In the Department of Health, I feel very fortunate to have the kind of staff that we have in our Pharmacare area. I want to commend them because as we have been beginning to do more and more in regard to pharmaceuticals across the country, the programs and approaches that have been developed in Nova Scotia have actually been models that have been expanded to both Atlantic Canada and to the national scene. Consequently, I think that we can feel confident that we have very good people, thinkers, innovation, accountability and responsibility, I think, that the public should feel good about and that hopefully you feel good about.
Having said that, we know that there are many areas that we have explored here today that probably we need to improve upon to make the best use of this approach to health and we are intending to do that and I think some of the areas that we are working on now are going to allow us, over the next two, three or four years, to actually significantly improve our ability to understand, to deliver, to be accountable and most of all to help to improve the health of the citizens in this province.
So, again, I will just say thank you so much for giving us this time to explain some of that and I hope it has been helpful. As we have indicated, as we have gone through conversation, there are several follow-up pieces of information we need to send on to you and we will do that.

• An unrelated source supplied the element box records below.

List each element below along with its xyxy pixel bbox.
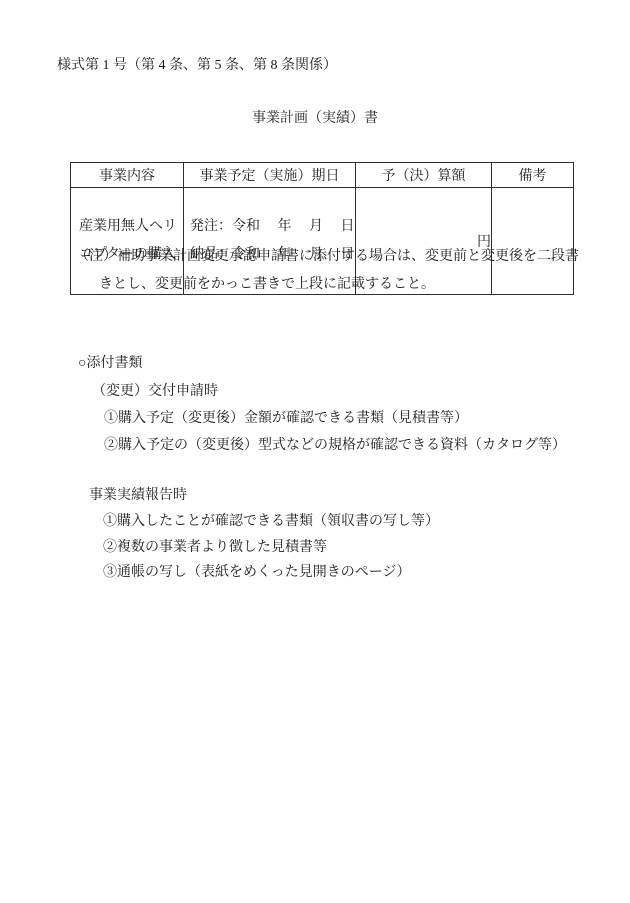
- header-schedule-date: 事業予定（実施）期日: [184, 163, 356, 188]
- business-plan-table: 事業内容 事業予定（実施）期日 予（決）算額 備考 産業用無人ヘリ コプターの購…: [70, 162, 574, 295]
- attachment-item: ①購入したことが確認できる書類（領収書の写し等）: [103, 514, 439, 530]
- attachments-heading: ○添付書類: [78, 356, 142, 372]
- business-line: 産業用無人ヘリ: [79, 220, 183, 234]
- header-remarks: 備考: [492, 163, 574, 188]
- remarks-cell: [492, 188, 574, 295]
- attachment-item: ③通帳の写し（表紙をめくった見開きのページ）: [103, 565, 410, 581]
- page-title: 事業計画（実績）書: [0, 111, 630, 127]
- form-number: 様式第 1 号（第 4 条、第 5 条、第 8 条関係）: [57, 58, 337, 74]
- section-title-application: （変更）交付申請時: [92, 384, 218, 400]
- document-page: 様式第 1 号（第 4 条、第 5 条、第 8 条関係） 事業計画（実績）書 事…: [0, 0, 630, 903]
- attachment-item: ②購入予定の（変更後）型式などの規格が確認できる資料（カタログ等）: [104, 438, 566, 454]
- note-line-1: （注）補助事業計画変更承認申請書に添付する場合は、変更前と変更後を二段書: [75, 249, 579, 265]
- table-header-row: 事業内容 事業予定（実施）期日 予（決）算額 備考: [71, 163, 574, 188]
- section-title-report: 事業実績報告時: [89, 488, 187, 504]
- attachment-item: ①購入予定（変更後）金額が確認できる書類（見積書等）: [104, 411, 468, 427]
- order-date-line: 発注：令和 年 月 日: [190, 220, 355, 234]
- attachment-item: ②複数の事業者より徴した見積書等: [103, 540, 327, 556]
- header-budget-amount: 予（決）算額: [356, 163, 492, 188]
- note-line-2: きとし、変更前をかっこ書きで上段に記載すること。: [99, 277, 435, 293]
- header-business-content: 事業内容: [71, 163, 184, 188]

MR. CHAIRMAN: Thank you, Ms. Doiron, and on behalf of the committee, I want to thank you and Ms. Somers and Dr. Millar for your very informed answers to the concerns presented by this committee and we do appreciate your endurance because I know you have been here several times lately.
Next week at our meeting - you will be delighted to hear this - we are meeting with Service Nova Scotia and Municipal Relations so we won't be calling on your talents for next week. We will give you a little break. Don't get me wrong, we are delighted to have you here. (Interruptions) Yes, you are fully welcome to come by and watch.
Also, I want to thank our Assistant Auditor General, Elaine Morash, for sitting in on the meeting.
Having said that, we will adjourn the meeting for today.